11. Na fachada principal do imóvel descrito no art. 1.º da p.i., voltada para a Rua D (...), encontra-se aplicada caixilharia em alumínio com vidro duplo que apresenta sinais de ter sido aplicada recentemente e na fachada tardoz voltada para o logradouro encontram-se aplicados mais do que um tipo de caixilharia, evidenciando substituições pontuais e localizadas, sendo o valor para tal substituição, com materiais e mão-de-obra, estimado em €8.850,00.

12. No imóvel descrito no art. 1.º da p.i. estão instalados três aparelhos de ar condicionado, dois no Piso 1 e o terceiro no Piso 2, sendo o valor para tal instalação, com materiais e mão-de-obra, estimado em €4.500,00.

13. O imóvel descrito no art. 1.º da p.i. está equipado por uma instalação sanitária comum no rés-do-chão e uma instalação sanitária no Piso 1, sendo o valor para tais instalações, com materiais e mão-de-obra, estimado em €7.200,00.

14. A cobertura do imóvel descrito no art. 1.º da p.i. mostra reparações pontuais e localizadas e apresenta urna área global de 200.00 m2, sendo o valor para tais trabalhos e mão-de-obra, estimados em €12.800,00.”.

B) De direito

Primeira questão: se a matéria de facto se encontra incorrectamente julgada, devendo ser alterada.

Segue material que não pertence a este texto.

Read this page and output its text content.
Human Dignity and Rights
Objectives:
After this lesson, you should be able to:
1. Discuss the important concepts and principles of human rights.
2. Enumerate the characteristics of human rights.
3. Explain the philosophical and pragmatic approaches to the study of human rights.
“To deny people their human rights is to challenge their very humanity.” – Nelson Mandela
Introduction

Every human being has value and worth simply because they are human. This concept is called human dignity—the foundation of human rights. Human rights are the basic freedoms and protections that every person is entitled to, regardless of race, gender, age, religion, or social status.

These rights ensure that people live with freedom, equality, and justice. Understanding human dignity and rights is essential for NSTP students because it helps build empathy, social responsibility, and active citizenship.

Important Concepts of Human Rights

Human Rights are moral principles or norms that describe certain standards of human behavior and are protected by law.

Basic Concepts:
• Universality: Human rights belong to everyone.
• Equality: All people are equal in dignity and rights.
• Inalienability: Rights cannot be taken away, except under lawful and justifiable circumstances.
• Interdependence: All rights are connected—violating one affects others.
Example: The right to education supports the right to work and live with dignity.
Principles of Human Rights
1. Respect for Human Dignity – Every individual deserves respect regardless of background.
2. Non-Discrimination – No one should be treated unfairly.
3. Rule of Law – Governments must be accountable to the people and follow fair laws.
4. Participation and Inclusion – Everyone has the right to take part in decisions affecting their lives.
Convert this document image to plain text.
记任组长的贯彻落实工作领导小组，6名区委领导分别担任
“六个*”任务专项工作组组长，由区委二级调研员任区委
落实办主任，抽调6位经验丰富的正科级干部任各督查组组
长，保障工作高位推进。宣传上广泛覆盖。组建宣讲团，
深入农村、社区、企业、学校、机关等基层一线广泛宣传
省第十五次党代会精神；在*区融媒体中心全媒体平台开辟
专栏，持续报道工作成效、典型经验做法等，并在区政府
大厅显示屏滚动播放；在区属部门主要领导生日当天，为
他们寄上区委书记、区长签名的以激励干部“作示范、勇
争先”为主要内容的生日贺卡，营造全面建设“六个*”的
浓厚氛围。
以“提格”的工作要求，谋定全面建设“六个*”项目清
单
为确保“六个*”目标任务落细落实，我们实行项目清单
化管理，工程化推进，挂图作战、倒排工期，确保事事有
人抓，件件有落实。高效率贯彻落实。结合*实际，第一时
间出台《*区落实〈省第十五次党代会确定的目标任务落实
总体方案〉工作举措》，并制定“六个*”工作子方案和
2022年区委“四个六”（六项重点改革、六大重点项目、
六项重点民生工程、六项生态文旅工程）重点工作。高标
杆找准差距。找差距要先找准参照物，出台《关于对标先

Pretende o réu que seja reconhecido como autor das intervenções no locado que estão dadas como provadas nos pontos 9º) a 14º) dos factos provados e, nessa medida, como sujeito passivo os encargos inerentes a tais intervenções.

As intervenções aqui descritas são aquelas que o réu tinha alegado como sendo da sua autoria nos artigos 21º a 26º da contestação.

No art. 10º da réplica, os autores referiram que “Desconhecem os AA. se qualquer das obras a que aludem foram sequer executadas, quando e por que forma.”, o que também equivale, a nosso ver, a uma impugnação da autoria das obras em questão, pois que se não se sabe se as obras foram executadas, necessariamente não pode saber-se quem supostamente as executou

Como quer que seja, a matéria constante desses artigos da contestação foi expressamente impugnada pelos autores no artigo 13º da réplica.

Não acompanhamos o recorrente, pois, quando o mesmo afirma que os autores aceitaram a autoria por parte do réu daquelas intervenções, caso a materialidade da sua execução viesse a dar-se como provada.

Nenhuma prova documental ou testemunhal se produziu relativamente à autoria de tais intervenções, sendo que o ónus de alegação e prova no âmbito da temática em discussão impedia exclusivamente sobre o réu (art. 342º/1 do CC), por estar em causa matéria constitutiva do direito à compensação por benfeitorias a que se arroga.

Neste contexto, o simples facto demonstrado de não terem sido os autores a realizar tais intervenções (ponto 8º dos factos provados) não é, por si só ou conjugado com as regras da experiência comum, suficiente para dar como demonstrado que foi o réu quem as levou a efeito e, muito menos, que foi o réu quem suportou os correspondentes encargos pecuniários – as obras poderiam ter sido realizadas por terceiros, total ou parcialmente, do mesmo modo que a terem sido executadas pelo réu poderiam ter sido custeadas por terceiros, total ou parcialmente.

Soçobra, pois, a pretensão recursiva fáctica do apelante.

Segunda questão: se no domínio dos contratos de arrendamento anteriores ao RAU e a respeito da respectiva transição para o NRAU, com actualização da renda, cabe ao senhorio, em sede de acção de resolução do contrato de arrendamento fundada em não pagamento da renda actualizada, o ónus de alegação e prova da autenticidade de todos os factos com base nos quais os serviços tributários avaliaram o imóvel locado e determinaram o correspondente valor patrimonial tributário para efeitos de IMI, com base no qual passou a exigir-se a nova renda cujo não pagamento fundamenta o pedido de resolução.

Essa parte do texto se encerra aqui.